Coconut milk (not the one in the tin but of course that could be used also) leaves a subtle coconutty taste which may be desired by some.

In all, use any plant-milk you have available and experiment. They are all good!

How To Prepare Slow Cooker Rice Pudding:

If you love rice pudding, you may also enjoy traditional British semolina pudding. So tasty.

vegan slow cooker rice pudding served in enamel white bowls with small bowl of strawberries, and pot of jam in distance, blue background.

Vegan Slow Cooker Rice Pudding

Print Recipe
Rice pudding is a traditional British favourite that has been loved for hundreds of years.
A bowl of creamy, milky, sweet rice pudding with a dollop of strawberry jam is the perfect yummy comfort food. Amazing for supper during the long, dark chilly autumn and winter evenings.
Or serve chilled with juicy strawberries for a fresh summer dessert.
Course Dessert, pudding
Cuisine British
Prep Time 5 mins
Cook Time 3 hrs
Total Time 3 hrs 5 mins
Servings 4
Calories 258
Author Jacq


  • slow cooker/crockpot


  • 100 g pudding rice
  • 800 ml plant-based milk
  • 5 tbsp sugar or your choice of sweetener or sugar e.g. maple/date/agave syrup or brown/caster/granulated/coconut sugar. Anything you normally use.

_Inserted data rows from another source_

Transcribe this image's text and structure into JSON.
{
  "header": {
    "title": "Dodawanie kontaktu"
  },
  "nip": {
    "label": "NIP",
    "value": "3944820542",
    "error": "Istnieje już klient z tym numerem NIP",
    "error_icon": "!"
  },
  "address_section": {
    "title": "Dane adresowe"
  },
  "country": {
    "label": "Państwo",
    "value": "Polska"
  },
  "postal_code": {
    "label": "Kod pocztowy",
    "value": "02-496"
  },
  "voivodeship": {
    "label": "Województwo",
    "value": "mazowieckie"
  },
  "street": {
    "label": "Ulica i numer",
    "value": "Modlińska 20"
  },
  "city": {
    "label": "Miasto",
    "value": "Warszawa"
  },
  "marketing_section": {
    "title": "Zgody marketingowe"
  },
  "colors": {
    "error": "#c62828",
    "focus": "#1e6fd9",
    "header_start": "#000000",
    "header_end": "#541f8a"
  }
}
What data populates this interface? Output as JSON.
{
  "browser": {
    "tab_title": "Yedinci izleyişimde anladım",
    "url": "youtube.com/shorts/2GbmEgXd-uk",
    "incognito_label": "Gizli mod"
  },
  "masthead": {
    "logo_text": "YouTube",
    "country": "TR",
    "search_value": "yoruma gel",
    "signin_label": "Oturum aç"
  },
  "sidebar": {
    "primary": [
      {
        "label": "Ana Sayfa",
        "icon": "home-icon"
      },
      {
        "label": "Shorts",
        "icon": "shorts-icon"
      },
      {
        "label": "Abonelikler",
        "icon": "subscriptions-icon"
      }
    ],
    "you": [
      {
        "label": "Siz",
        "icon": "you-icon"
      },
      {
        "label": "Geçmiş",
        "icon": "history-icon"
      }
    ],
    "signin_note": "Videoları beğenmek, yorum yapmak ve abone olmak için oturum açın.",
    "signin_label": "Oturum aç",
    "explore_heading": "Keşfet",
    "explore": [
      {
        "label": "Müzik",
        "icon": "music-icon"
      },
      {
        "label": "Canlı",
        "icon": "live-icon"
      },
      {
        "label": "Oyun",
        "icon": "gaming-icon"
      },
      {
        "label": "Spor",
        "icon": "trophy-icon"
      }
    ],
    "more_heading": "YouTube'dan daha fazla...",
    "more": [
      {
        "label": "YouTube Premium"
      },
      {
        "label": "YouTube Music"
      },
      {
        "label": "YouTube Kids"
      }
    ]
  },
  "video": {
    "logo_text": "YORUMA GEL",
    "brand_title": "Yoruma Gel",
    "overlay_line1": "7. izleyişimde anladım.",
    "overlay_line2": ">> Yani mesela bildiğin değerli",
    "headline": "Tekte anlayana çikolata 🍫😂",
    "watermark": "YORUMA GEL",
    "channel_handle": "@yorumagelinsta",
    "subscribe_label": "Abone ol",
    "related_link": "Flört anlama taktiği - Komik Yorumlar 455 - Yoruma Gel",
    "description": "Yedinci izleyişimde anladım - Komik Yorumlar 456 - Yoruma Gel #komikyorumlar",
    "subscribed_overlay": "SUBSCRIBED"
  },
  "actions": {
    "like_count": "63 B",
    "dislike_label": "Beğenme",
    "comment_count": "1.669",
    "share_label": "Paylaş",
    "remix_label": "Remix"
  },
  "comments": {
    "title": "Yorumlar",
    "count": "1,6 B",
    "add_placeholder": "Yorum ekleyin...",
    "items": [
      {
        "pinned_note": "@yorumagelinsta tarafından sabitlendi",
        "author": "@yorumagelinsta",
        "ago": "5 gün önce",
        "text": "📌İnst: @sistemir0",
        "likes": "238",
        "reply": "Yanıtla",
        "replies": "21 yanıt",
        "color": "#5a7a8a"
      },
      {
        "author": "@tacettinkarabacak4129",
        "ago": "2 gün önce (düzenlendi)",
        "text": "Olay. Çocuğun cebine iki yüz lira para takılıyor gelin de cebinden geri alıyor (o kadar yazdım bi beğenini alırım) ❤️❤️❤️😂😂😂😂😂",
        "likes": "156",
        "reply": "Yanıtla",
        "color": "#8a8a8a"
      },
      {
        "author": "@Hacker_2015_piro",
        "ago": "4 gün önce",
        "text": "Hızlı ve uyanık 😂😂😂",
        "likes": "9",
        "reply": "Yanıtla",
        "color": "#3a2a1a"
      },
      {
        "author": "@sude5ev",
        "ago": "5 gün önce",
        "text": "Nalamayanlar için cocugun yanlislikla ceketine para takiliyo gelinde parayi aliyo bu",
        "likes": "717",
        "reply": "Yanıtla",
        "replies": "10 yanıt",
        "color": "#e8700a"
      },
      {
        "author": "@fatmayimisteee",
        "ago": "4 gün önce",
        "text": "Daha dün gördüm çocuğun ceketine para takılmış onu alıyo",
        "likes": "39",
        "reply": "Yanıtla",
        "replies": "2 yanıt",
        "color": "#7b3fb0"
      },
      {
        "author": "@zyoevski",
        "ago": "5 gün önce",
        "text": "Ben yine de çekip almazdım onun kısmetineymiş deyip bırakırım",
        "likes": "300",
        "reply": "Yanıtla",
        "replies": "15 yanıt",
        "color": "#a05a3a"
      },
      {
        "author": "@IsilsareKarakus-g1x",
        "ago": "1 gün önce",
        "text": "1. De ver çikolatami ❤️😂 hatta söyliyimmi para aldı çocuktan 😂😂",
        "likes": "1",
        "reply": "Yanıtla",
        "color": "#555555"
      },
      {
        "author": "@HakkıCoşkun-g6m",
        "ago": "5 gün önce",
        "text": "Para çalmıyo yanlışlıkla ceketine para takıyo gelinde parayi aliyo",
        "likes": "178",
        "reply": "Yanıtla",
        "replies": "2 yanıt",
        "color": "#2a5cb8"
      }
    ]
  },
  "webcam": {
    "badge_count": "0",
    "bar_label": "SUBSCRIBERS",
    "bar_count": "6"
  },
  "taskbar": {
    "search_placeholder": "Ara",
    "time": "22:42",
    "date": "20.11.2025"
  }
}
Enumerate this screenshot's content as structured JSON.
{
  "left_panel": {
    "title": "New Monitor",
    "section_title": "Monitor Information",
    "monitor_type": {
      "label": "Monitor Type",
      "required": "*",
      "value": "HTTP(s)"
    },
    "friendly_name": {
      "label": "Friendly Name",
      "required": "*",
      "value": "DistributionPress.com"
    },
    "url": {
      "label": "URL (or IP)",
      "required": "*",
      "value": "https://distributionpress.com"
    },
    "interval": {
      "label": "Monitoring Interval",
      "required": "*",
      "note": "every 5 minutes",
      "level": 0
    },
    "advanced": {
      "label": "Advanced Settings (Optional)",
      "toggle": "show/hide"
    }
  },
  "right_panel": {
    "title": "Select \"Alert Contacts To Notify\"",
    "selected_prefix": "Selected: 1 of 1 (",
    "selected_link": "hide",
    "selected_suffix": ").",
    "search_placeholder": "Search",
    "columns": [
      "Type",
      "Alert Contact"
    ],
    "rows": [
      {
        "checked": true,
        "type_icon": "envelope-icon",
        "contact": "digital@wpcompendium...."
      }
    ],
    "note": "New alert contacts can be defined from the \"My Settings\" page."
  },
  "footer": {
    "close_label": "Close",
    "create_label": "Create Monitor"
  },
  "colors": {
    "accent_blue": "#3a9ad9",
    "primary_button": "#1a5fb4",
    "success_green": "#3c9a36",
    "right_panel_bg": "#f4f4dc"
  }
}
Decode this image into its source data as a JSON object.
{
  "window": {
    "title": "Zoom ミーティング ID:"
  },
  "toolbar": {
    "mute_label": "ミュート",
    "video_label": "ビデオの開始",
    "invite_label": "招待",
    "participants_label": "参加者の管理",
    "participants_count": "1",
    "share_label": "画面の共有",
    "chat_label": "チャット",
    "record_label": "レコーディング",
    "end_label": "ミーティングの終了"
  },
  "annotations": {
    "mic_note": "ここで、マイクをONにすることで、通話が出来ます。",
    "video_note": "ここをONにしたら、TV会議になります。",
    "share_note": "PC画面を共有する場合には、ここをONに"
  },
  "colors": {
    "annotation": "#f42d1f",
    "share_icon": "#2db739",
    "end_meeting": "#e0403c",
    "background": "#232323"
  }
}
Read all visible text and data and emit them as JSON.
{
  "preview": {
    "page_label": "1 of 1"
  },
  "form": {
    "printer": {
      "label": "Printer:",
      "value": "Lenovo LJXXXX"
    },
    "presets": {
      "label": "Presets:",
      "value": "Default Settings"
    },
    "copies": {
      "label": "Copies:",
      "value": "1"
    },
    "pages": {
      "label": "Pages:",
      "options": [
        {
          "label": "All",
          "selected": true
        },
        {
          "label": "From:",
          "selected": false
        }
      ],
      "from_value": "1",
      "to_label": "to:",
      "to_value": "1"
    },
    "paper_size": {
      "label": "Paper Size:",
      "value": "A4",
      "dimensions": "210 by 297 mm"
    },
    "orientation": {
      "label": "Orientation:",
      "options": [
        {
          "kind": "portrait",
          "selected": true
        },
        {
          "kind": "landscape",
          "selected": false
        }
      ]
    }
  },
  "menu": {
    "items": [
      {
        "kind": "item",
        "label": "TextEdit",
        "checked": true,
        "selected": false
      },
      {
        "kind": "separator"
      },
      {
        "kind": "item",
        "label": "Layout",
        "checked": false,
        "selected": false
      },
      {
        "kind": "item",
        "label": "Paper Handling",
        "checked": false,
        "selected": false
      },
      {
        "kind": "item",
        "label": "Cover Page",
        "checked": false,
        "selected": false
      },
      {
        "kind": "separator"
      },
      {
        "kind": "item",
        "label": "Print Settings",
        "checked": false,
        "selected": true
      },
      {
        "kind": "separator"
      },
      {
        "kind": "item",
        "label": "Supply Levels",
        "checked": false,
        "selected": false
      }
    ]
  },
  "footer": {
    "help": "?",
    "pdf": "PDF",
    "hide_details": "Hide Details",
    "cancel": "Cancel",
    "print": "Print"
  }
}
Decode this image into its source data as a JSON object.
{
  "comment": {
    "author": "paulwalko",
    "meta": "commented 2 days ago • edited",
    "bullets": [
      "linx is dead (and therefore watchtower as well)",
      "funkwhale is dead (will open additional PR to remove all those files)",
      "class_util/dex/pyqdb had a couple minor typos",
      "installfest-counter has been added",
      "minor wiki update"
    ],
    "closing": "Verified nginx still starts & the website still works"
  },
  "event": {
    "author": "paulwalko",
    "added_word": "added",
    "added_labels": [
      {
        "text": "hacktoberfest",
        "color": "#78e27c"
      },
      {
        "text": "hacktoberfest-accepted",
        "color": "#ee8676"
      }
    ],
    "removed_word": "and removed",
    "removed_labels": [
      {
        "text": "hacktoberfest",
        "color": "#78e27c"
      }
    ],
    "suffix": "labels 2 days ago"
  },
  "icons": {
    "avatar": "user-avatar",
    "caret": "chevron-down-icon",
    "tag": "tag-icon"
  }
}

To grease the slow-cooker:

  • 1 tbsp plant-based margarine


  • Grease your slow cooker with plant-based margarine or coconut oil, as sometimes rice pudding can stick to sides.
  • Add all the ingredients and stir.
  • Set the slow cooker to high.
    Pop the lid on and leave to cook for 2 hours and 15 minutes.
  • Give the rice pudding a stir and check to see if the rice is soft and absorbed the milk to a creamy, thick consistency.
  • If the rice is not quite soft and the consistency is not thick enough then leave to finish cooking for another 45 minutes.
  • After 3 hours the rice pudding is usually ready.
    If the pudding looks like it is too thin just turn off the heat, leave the lid off and as the pudding cools slightly it will become thicker.
  • If you need to reheat the pudding after leaving it to thicken up, simply place the lid back on and turn the heat to high. After 20-30 minutes the pudding should be heated enough to enjoy.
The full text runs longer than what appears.